Sixth plea in law, alleging that the application of the risk adjustment multiplier of Delegated Regulation (EU) 2015/63 infringes higher-ranking law

The application by the defendant of the risk adjustment multiplier to be determined in accordance with step 6 in Annex I and Article 9(3) of Delegate Regulation (EU) 2015/63 infringes the principle of orientation towards the risk profile.

The setting of the risk adjustment multiplier at a value of 1,388146345995 and 1,384564814222 respectively also constitutes an infringement of the applicant’s entrepreneurial freedom enshrined in Article 16 of the Charter.

7.

Seventh plea in law (in the alternative), alleging that the second sentence of Article 7(4) of Delegated Regulation (EU) 2015/63 infringes higher-ranking law

The second sentence of Article 7(4) of Delegated Regulation (EU) 2015/63 is unlawful because the adjustment of the IPS indicator by the risk indicator ‘trading activities, off-balance-sheet risks, derivatives, complexity and run-off’ pursuant to the second sentence of Article 7(4) of Delegated Regulation (EU) 2015/63 does not comply with the requirements laid down in Article 113(7) of Regulation (EU) No. 575/2013 of the European Parliament and of the Council (2) and thus leads to unjustified unequal treatment between different institutions which are members of an institutional protection scheme.

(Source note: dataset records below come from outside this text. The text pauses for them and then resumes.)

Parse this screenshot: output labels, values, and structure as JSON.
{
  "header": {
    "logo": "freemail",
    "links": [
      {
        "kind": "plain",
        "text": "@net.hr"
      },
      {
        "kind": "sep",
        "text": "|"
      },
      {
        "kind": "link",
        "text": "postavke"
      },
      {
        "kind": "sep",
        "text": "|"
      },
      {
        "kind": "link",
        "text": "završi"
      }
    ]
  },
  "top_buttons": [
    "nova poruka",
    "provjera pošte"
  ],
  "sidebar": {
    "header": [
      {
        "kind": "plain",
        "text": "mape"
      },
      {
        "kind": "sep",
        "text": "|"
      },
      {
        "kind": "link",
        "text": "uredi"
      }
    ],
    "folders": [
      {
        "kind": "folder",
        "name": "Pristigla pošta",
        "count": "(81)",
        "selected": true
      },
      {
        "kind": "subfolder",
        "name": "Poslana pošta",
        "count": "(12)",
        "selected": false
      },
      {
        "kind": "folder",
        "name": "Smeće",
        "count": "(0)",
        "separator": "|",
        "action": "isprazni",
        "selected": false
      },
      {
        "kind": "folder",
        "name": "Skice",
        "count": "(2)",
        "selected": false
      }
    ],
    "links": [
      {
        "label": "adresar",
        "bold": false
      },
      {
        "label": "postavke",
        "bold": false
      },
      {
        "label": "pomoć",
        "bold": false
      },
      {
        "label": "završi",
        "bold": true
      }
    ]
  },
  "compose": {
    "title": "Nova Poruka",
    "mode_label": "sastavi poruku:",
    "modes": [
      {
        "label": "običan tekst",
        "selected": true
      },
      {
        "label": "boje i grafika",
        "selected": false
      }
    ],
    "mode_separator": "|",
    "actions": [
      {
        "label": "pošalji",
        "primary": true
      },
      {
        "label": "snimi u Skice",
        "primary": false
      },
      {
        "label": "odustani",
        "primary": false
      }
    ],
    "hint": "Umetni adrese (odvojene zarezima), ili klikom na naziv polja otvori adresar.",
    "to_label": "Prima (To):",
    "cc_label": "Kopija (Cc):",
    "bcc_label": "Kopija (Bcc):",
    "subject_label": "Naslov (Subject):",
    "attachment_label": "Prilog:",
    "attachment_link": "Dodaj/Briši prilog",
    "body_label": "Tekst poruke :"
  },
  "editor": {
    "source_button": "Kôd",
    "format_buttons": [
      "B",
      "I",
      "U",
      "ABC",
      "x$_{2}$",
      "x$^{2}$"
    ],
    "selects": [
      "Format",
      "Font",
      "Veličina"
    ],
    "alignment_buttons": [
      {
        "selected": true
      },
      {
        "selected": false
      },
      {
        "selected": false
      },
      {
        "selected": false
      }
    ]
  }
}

The second sentence of Article 7(4) of Delegated Regulation (EU) 2015/63 also infringes the principle of proportionality because of the multiple consideration of the sub-risk indicators referred to in the first sentence of Article 7(4)(a) of that delegated regulation.


(1)  Commission Delegated Regulation (EU) 2015/63 of 21 October 2014 supplementing Directive 2014/59/EU of the European Parliament and of the Council with regard to ex ante contributions to resolution financing arrangements (OJ 2015 L 11, p. 44).

(2)  Regulation (EU) No 575/2013 of the European Parliament and of the Council of 26 June 2013 on prudential requirements for credit institutions and investment firms and amending Regulation (EU) No 648/2012 (OJ 2013 L 176, p. 1).